In a recent case, the Fourth District Court of Appeals in Florida issued an opinion in an appeal involving a nonfinal order granting the appellee, a patient, an amended motion for leave to amend her complaint to state a claim for punitive damages against the appellant, a doctor. In the lawsuit, the patient alleged that the doctor improperly treated her using a medically unnecessary course of radiation after she was referred to him by another physician to treat a lesion on her hand. After discussing various treatments with the doctor, the patient opted for radiation treatment. The patient now alleges that the doctor’s treatment fell “well outside” the standard of care. The trial court allowed the patient to amend her complaint to add a punitive damages claim following a hearing on the motion.
The patient was referred to the doctor following a diagnosis of a lesion on her hand as squamous cell carcinoma by a different physician following a biopsy.

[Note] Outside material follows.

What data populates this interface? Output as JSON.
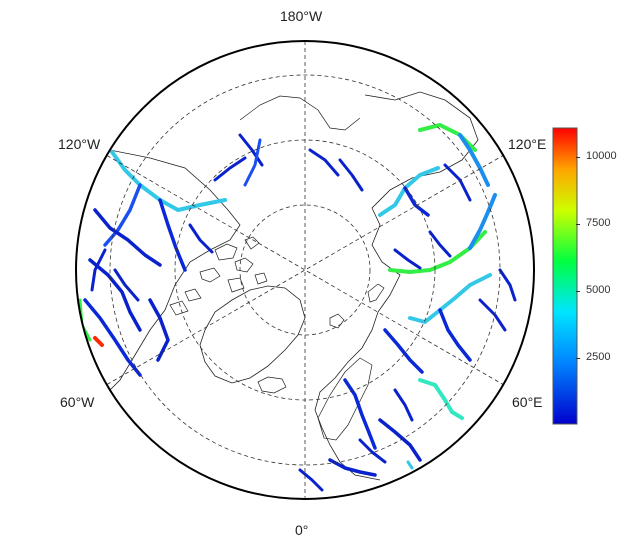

The patient disputes whether the diagnosis was correct. After meeting with the doctor and discussing various treatment options, the patient opted for a radiation treatment plan. In the course of obtaining the patient’s informed consent, the doctor informed her that surgery was an option, but it would likely impact her ability to maintain her current lifestyle as an avid golfer. The patient agreed to the treatment plan offered by the doctor, which called for radiation treatment twice a day, with treatments sometimes occurring as little as forty-five minutes apart. The doctor alleges that he prescribes this protocol to all of his patients undergoing radiation therapy.

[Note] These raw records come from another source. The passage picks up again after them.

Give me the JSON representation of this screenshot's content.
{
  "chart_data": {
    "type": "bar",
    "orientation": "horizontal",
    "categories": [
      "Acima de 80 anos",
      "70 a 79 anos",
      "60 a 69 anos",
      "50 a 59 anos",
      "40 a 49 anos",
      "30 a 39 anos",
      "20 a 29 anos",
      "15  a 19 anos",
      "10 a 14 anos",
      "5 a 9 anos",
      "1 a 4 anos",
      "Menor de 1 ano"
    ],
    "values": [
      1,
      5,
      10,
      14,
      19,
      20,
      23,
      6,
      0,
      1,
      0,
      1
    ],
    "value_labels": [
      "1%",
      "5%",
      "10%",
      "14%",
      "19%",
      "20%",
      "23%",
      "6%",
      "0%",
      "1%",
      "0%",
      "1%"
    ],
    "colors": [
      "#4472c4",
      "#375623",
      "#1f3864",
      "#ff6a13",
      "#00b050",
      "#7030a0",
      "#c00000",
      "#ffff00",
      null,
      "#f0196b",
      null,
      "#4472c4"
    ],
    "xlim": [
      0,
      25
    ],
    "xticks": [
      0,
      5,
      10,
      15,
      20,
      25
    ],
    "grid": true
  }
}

At trial, the patient subsequently sought leave to amend her complaint to assert a claim for punitive damages. She asserts that the radiation treatment that she received from the doctor was not recognized as acceptable in the medical community and that the doctor unnecessarily subjected her to an increased risk of cancer in her lifetime from the radiation for his own financial gain. In making this claim, the patient stated that the doctor’s actions amounted to more than mere negligence, and instead constituted behavior reflecting a conscious disregard for her life and safety. The patient included three items of evidence: 1) an attestation by her expert stating that the doctor’s treatment fell “way outside” of the standard of care; 2) the doctor’s deposition; and 3) documents of two federal cases involving the doctor that included allegations of Medicare fraud and obstruction of a criminal health care investigation. At trial, the court allowed the patient to amend her complaint to add the punitive damages claim.